Verifying the indexing is working

Add rows to the indexed HBase table. For example:

$ hbase shell
hbase(main):001:0> put 'record', 'row1', 'data', 'value'
hbase(main):002:0> put 'record', 'row2', 'data', 'value2'

If the put operation succeeds, wait a few seconds, then navigate to the SolrCloud's UI query page, and query the data. Note the updated rows in Solr.

To print diagnostic information, such as the content of records as they pass through the morphline commands, consider enabling TRACE log level. For example, you might add two lines to your log4j.properties file. The lines vary according to which version of morphlines you are using.

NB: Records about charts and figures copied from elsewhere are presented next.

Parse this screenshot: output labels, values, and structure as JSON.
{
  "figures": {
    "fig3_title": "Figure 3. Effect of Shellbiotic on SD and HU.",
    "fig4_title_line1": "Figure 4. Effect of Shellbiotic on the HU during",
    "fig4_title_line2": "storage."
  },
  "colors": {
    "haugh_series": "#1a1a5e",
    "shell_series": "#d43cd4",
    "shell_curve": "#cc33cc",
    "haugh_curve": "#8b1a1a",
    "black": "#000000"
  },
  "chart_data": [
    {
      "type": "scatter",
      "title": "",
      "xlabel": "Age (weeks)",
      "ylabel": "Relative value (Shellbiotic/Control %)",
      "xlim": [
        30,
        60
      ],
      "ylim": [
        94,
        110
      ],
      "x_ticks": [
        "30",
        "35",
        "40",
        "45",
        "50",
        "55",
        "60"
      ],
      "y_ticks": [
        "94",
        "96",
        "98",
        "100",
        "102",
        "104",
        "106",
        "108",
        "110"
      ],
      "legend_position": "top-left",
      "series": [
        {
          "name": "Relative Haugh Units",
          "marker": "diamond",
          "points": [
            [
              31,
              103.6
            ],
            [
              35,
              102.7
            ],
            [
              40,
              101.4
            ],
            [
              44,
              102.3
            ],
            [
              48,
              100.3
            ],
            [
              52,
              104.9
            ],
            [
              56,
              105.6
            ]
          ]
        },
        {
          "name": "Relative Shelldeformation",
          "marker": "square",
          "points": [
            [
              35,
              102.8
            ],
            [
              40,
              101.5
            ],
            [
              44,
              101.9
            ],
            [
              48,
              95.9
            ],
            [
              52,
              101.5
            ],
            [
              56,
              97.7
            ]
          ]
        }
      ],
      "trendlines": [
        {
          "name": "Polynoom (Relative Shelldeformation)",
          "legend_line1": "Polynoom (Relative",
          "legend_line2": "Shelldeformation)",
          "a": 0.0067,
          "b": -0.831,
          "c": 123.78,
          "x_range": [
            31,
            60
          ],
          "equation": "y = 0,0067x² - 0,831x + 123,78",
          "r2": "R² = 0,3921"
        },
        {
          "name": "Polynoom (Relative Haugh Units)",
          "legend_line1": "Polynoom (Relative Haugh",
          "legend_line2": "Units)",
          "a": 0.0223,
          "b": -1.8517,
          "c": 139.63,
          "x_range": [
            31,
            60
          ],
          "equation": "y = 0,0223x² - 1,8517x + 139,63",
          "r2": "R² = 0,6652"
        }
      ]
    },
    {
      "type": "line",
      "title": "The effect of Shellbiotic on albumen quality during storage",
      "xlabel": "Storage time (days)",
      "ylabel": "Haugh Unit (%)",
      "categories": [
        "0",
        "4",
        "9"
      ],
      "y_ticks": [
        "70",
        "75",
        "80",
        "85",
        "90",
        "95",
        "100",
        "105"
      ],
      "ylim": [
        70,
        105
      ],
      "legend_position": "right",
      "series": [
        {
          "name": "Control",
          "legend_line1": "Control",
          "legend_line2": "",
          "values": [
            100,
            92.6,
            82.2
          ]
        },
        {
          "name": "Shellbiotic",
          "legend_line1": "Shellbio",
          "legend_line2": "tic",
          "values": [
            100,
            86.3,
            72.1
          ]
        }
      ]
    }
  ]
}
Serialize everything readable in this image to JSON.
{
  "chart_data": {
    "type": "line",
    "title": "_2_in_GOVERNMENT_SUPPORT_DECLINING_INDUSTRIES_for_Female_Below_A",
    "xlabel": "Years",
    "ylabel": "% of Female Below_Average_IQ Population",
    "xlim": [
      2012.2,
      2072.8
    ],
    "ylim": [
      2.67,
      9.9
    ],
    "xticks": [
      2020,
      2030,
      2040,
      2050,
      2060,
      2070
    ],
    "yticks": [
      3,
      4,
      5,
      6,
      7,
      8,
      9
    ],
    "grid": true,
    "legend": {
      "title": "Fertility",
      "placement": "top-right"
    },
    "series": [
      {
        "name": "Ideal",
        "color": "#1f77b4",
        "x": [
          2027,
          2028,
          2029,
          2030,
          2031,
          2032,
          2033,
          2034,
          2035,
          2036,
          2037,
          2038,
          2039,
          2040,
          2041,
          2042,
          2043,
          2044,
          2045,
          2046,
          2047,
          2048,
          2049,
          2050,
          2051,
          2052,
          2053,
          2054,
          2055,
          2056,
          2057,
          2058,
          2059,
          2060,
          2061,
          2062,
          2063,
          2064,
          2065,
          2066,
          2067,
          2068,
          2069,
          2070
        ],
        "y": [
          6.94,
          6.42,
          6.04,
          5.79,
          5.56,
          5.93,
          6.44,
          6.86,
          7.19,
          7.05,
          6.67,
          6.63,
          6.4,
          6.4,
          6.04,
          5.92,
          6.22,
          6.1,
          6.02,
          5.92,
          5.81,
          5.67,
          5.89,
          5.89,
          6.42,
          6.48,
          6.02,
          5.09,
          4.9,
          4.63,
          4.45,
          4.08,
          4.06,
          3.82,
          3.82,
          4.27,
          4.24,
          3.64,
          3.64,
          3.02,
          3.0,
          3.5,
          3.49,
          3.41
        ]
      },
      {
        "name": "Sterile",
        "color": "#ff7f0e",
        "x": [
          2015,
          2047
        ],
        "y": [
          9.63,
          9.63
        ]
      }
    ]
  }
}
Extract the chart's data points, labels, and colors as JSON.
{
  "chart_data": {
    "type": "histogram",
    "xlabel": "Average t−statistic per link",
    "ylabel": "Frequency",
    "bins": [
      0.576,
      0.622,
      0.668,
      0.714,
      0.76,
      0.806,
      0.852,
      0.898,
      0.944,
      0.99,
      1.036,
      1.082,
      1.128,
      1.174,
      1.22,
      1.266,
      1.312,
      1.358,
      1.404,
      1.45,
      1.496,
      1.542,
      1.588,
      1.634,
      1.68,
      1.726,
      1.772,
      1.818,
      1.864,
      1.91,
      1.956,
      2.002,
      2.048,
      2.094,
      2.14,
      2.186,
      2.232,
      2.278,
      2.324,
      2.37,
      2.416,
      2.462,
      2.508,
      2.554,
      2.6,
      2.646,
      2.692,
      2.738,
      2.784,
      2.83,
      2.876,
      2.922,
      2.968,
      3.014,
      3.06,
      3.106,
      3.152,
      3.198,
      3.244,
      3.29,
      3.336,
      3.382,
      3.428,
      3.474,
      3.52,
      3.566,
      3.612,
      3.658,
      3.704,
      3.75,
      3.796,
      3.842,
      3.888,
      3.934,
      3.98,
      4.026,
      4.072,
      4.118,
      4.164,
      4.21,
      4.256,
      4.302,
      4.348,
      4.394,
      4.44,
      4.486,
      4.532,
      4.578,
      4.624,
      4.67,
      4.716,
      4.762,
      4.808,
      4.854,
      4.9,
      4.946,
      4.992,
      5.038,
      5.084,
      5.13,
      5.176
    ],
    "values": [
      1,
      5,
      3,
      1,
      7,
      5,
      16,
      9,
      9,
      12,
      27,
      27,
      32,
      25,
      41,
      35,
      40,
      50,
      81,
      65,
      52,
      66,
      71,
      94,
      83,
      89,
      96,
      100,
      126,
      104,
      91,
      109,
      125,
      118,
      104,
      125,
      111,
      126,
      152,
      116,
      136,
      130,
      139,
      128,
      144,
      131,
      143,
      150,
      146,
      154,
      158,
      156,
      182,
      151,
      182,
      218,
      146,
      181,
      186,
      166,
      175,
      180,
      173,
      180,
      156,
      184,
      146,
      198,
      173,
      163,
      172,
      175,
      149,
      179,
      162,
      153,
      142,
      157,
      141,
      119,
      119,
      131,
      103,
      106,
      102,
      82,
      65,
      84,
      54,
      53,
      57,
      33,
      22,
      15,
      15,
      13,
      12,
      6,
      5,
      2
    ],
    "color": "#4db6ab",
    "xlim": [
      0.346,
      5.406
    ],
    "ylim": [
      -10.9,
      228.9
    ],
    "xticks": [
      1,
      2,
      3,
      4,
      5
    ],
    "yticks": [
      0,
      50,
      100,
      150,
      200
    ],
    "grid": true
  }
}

  • For CDK 0.9.1 and earlier, which is used with Search 1.2 and earlier or Cloudera Search for CDH beta 1, add:
    log4j.logger.com.cloudera.cdk.morphline=TRACE
    log4j.logger.com.ngdata=TRACE
  • For Kite 0.11.0 and later, which is used with Cloudera Search for CDH beta 2 and later, add:
    log4j.logger.org.kitesdk.morphline=TRACE
    log4j.logger.com.ngdata=TRACE
In Cloudera Manager 4, this can be done by navigating to Services > KS_INDEXER > Configuration > View and Edit > Lily HBase Indexer > Advanced > Lily HBase Indexer Logging Safety Valve, followed by a restart of the Lily HBase Indexer Service.
  Note: Prior to Cloudera Manager 4.8, the service was referred to as Keystore Indexer service.

In Cloudera Manager 5, this can be done by navigating to Clusters > KS_INDEXER-1 > Configuration > View and Edit > Lily HBase Indexer > Advanced > Lily HBase Indexer Logging Safety Valve, followed by a restart of the Lily HBase Indexer Service.

  Note: The name of the particular key-value store indexer may vary. The most common variation is a different number at the end of the name.

Examine the log files in /var/log/hbase-solr/lily-hbase-indexer-* for details.